We compare bi-objective BRIGHT with both
tri-objective BRIGHT versions on a data set of 11 prostate cancer patients by
retrospectively planning single-dose HDR BT with
Results
Figure 1 shows for patient 9 that,
both tri-objective BRIGHT versions result in a clear improvement in control of HSs;
TPs with HSs ≤0.5 mL are only
found using the tri-objective versions. Due to the nature of metric 2 and using
a 2D plot for a 3D front, the trade-off between existing DVIs and metric 2
culminates in a larger covered area with TPs with low HS volumes.

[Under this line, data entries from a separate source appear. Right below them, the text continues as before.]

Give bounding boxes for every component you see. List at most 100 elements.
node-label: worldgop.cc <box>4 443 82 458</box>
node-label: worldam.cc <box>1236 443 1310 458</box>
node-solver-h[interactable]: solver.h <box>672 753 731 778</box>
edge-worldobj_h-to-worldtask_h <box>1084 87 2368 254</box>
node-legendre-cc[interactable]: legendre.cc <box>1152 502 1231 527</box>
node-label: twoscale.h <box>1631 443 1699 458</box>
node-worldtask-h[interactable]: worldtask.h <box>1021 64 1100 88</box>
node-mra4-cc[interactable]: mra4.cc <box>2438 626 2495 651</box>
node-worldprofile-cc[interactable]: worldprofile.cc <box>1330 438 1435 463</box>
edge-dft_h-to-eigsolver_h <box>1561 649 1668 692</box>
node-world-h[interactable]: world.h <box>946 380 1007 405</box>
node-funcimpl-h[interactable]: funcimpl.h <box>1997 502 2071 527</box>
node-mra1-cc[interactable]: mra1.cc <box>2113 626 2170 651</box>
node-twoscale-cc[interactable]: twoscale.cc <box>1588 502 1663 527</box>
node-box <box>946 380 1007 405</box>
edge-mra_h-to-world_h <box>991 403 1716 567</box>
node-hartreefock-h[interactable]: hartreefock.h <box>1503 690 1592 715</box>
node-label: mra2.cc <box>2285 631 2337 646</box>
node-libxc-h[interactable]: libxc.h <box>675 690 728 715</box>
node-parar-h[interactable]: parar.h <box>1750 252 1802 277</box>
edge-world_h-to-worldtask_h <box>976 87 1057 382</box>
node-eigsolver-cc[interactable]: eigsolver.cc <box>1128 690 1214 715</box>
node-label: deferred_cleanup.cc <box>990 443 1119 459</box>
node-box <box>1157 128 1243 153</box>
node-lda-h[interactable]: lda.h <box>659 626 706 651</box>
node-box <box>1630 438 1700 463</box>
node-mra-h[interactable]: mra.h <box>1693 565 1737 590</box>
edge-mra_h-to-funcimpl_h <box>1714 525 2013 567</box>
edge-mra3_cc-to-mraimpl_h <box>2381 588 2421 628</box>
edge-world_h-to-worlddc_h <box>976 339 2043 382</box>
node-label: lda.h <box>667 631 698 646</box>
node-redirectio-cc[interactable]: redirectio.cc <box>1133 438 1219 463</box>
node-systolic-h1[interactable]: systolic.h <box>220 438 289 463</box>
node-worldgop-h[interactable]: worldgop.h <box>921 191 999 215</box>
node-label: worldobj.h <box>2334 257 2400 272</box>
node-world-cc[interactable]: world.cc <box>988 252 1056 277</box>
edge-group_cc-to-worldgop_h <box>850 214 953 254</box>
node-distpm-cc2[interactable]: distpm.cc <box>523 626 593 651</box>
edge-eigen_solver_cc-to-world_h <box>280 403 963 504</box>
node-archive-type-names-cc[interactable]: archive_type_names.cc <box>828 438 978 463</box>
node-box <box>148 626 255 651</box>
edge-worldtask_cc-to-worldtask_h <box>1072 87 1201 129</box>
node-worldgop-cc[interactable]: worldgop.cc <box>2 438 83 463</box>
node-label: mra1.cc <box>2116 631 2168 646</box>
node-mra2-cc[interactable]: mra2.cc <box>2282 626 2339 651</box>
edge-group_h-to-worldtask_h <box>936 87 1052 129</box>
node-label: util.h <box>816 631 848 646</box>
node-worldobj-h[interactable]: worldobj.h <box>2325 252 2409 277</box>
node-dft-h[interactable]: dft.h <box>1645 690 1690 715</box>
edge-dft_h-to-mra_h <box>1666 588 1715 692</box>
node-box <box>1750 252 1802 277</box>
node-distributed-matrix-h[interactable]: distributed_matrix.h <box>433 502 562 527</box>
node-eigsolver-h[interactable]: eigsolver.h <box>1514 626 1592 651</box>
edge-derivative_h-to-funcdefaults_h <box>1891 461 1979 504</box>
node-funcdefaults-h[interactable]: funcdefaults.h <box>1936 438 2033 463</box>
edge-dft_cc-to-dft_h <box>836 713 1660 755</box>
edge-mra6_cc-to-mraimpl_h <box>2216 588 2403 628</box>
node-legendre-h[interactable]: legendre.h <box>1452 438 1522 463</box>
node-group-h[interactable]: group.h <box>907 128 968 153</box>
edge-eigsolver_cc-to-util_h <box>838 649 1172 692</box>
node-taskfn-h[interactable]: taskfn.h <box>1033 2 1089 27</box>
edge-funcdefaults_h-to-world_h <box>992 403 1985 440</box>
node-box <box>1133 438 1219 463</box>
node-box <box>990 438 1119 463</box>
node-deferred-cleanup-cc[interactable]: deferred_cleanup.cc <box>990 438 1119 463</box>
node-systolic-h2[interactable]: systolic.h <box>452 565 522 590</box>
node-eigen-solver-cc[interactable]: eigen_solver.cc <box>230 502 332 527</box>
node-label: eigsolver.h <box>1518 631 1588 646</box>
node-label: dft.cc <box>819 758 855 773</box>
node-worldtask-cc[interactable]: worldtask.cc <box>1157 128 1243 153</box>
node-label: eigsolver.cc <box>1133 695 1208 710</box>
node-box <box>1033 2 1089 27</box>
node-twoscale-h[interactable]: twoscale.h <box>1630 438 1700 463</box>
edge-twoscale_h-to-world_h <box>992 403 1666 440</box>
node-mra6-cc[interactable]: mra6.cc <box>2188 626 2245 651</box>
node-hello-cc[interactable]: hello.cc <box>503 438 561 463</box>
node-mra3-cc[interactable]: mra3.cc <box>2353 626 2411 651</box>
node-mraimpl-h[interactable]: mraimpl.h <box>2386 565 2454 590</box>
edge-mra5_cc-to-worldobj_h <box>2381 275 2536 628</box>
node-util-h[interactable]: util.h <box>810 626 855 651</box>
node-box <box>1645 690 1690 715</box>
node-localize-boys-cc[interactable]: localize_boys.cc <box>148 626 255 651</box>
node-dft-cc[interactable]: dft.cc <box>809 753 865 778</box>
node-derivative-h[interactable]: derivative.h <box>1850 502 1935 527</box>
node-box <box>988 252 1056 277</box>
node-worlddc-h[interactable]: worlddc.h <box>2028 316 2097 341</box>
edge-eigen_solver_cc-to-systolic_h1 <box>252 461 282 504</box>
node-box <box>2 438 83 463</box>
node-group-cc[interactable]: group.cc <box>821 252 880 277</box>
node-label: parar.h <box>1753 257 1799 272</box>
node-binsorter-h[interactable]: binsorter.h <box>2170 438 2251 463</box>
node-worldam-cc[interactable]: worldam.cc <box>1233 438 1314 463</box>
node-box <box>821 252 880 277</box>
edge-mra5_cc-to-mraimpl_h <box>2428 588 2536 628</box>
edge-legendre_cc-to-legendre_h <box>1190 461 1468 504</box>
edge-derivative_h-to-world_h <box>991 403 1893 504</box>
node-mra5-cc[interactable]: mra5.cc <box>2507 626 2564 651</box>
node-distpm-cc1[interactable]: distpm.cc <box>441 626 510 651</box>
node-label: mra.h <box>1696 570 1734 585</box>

Table 1 shows that when using
metric 1, for 10 out of 11 patients, total HS volume could be reduced to ≤0.5 mL while satisfying the clinical
protocol, versus 6 out of 11 patients for bi-objective BRIGHT. Adding metric 1
does not result in worsening of DVIs. Adding metric 2 does cause slight worsening
of DVIs but results in more plans satisfying the clinical protocol without HSs.
Currently, using metric 1 and 2
takes 1800s and 600s, respectively. Metric 1 needs further optimization to
definitively assess runtime impact.
Conclusion
We successfully adapted BRIGHT to
reduce HSs without compromising obtainable DVI values for most patients, by
explicitly computing HSs and minimizing their volume through a third objective.
This could potentially render manual HS adjustments redundant.